In MBM, we’ve learned from free societies that owners bear the consequences of their actions (both positive and negative). We translate that idea into the organization by establishing responsibilities, and then holding employees accountable for their responsibilities. Notice that these statements make no guarantee that one will have all the decision rights s/he needs to accomplish his/her responsibilities.
It could be that one has all the decision rights, none of the decision rights or partial decision rights. This is done deliberately. Below are several reasons why someone may have responsibility without having all the decision rights necessary to execute on those responsibilities:
- Knowledge: It could be the individual doesn’t have the best knowledge. By having someone else holding the decision right, the two will have to meet and exchange knowledge.
- Skill: Sometimes the responsible party isn’t good at making certain types of decisions, so it’s a deliberate way to make sure someone with better judgment is making the final call.
- Perspective: It could be there needs to be a broader or different perspective to make the best decision. For instance, if I’m working on a research paper that is going organization-wide, it’s probably best for someone who is familiar with the entire organization to have the final say on when and how it is released.
- Customer Focus: In certain cases, not having decision rights encourages one to treat the decision maker more like a customer. I think this is a bit like the president having a speech writer. The speech writer doesn’t have final say in what the president says, and that’s a good thing. The speech writer has to treat the president like a customer: talk to him to understand the goal, stay closely connected with likes/dislikes and so forth.
- Challenge: It could be there are decisions that require a lot of challenge to make the best possible decision. For instance, supervisors do not have decision rights to change the base pay of direct reports – but they do have responsibility to ensure direct reports are getting base pay reviews.
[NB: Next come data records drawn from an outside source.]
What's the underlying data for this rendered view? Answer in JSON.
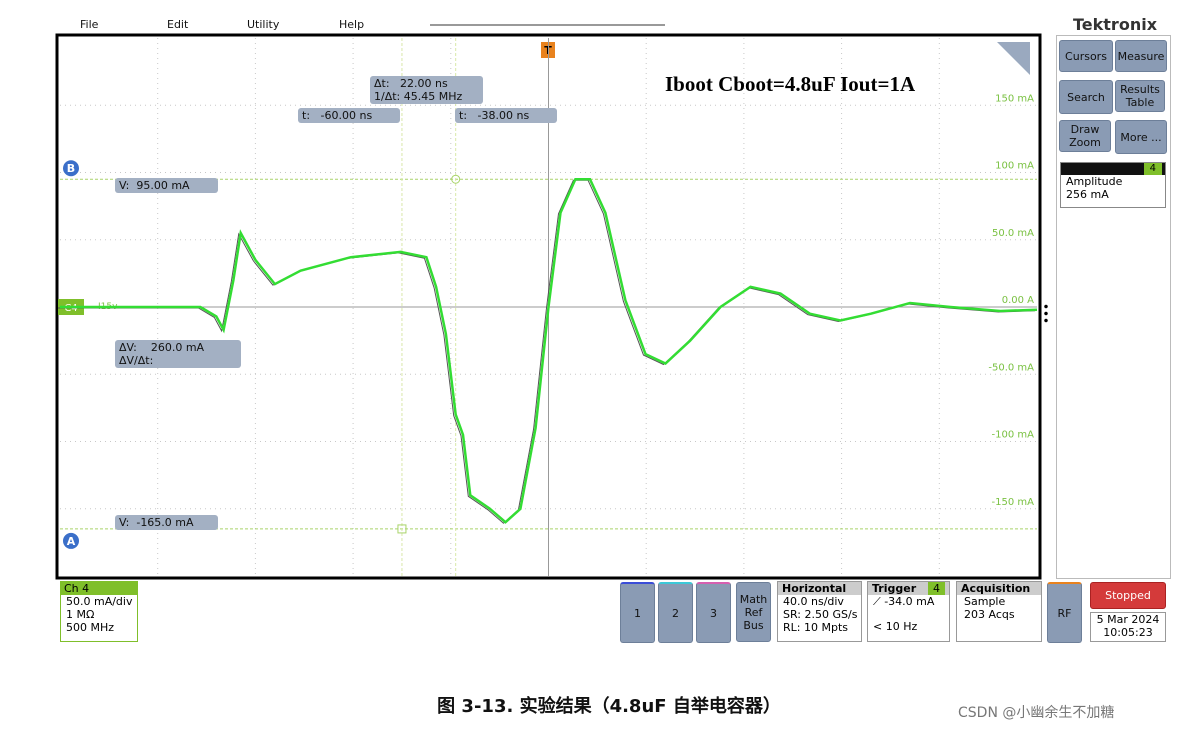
{
  "menu": [
    "File",
    "Edit",
    "Utility",
    "Help"
  ],
  "brand": "Tektronix",
  "buttons": [
    "Cursors",
    "Measure",
    "Search",
    "Results Table",
    "Draw Zoom",
    "More ..."
  ],
  "measurement": {
    "channel": "4",
    "name": "Amplitude",
    "value": "256 mA"
  },
  "plot": {
    "type": "line",
    "title": "Iboot Cboot=4.8uF Iout=1A",
    "color": "#33dd33",
    "x": [
      -200,
      -175,
      -142.5,
      -136,
      -133,
      -129,
      -126,
      -120,
      -112,
      -101.5,
      -81,
      -60.6,
      -50,
      -46,
      -42,
      -38,
      -35,
      -32,
      -24,
      -17.6,
      -11.5,
      -5.3,
      0,
      4.9,
      11,
      17,
      23.3,
      31.5,
      39.7,
      47.9,
      58,
      70.4,
      82.7,
      95,
      107,
      119.5,
      132,
      148,
      164.6,
      185,
      200
    ],
    "values": [
      0,
      0,
      0,
      -7,
      -17,
      20,
      55,
      35,
      17,
      27,
      37,
      41,
      37,
      15,
      -20,
      -80,
      -95,
      -140,
      -150,
      -160,
      -150,
      -90,
      0,
      70,
      95,
      95,
      70,
      5,
      -35,
      -42,
      -25,
      0,
      15,
      10,
      -5,
      -10,
      -5,
      3,
      0,
      -3,
      -2
    ],
    "xlim": [
      -200,
      200
    ],
    "ylim": [
      -200,
      200
    ],
    "yticks": [
      {
        "value": 150,
        "label": "150 mA"
      },
      {
        "value": 100,
        "label": "100 mA"
      },
      {
        "value": 50,
        "label": "50.0 mA"
      },
      {
        "value": 0,
        "label": "0.00 A"
      },
      {
        "value": -50,
        "label": "-50.0 mA"
      },
      {
        "value": -100,
        "label": "-100 mA"
      },
      {
        "value": -150,
        "label": "-150 mA"
      }
    ],
    "channel_marker": "C4",
    "ref_label": "I15v"
  },
  "cursors": {
    "a_label": "A",
    "b_label": "B",
    "dt_label": "Δt:",
    "dt": "22.00 ns",
    "inv_label": "1/Δt:",
    "inv": "45.45 MHz",
    "t_prefix": "t:",
    "v_prefix": "V:",
    "t1": {
      "value": -60,
      "label": "-60.00 ns"
    },
    "t2": {
      "value": -38,
      "label": "-38.00 ns"
    },
    "v_b": {
      "value": 95,
      "label": "95.00 mA"
    },
    "v_a": {
      "value": -165,
      "label": "-165.0 mA"
    },
    "dv_label": "ΔV:",
    "dv": "260.0 mA",
    "dvdt_label": "ΔV/Δt:"
  },
  "channel_box": {
    "title": "Ch 4",
    "lines": [
      "50.0 mA/div",
      "1 MΩ",
      "500 MHz"
    ]
  },
  "ch_buttons": [
    "1",
    "2",
    "3"
  ],
  "math": [
    "Math",
    "Ref",
    "Bus"
  ],
  "horizontal": {
    "title": "Horizontal",
    "lines": [
      "40.0 ns/div",
      "SR: 2.50 GS/s",
      "RL: 10 Mpts"
    ]
  },
  "trigger": {
    "title": "Trigger",
    "channel": "4",
    "level": "-34.0 mA",
    "freq": "< 10 Hz"
  },
  "acquisition": {
    "title": "Acquisition",
    "lines": [
      "Sample",
      "203 Acqs"
    ]
  },
  "rf": "RF",
  "status": "Stopped",
  "date": "5 Mar 2024",
  "time": "10:05:23",
  "caption": "图 3-13. 实验结果（4.8uF 自举电容器）",
  "watermark": "CSDN @小幽余生不加糖"
}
This is done deliberately to make sure that supervisors are getting lots of challenge around this very important decision.
I’m sure there may be other reasons why one may have responsibility without decision rights. This isn’t to say that this is always an ideal situation. There may instances where the person with responsibility has decision rights and it works quite well.
Regardless of the situation, we do not believe that one has to have decision rights in order to get things done. This is where our ideas about Principled EntrepreneurshipTM come into play. Out in free societies, successful entrepreneurs are not deterred by their lack of authority. Inside the organization, if one lacks decision rights, they have to be entrepreneurial, find the person with decision rights, and work to convince that person to use resources.
Have you been a situation where you had responsibility but not all the decision rights you needed? What did you learn from that situation?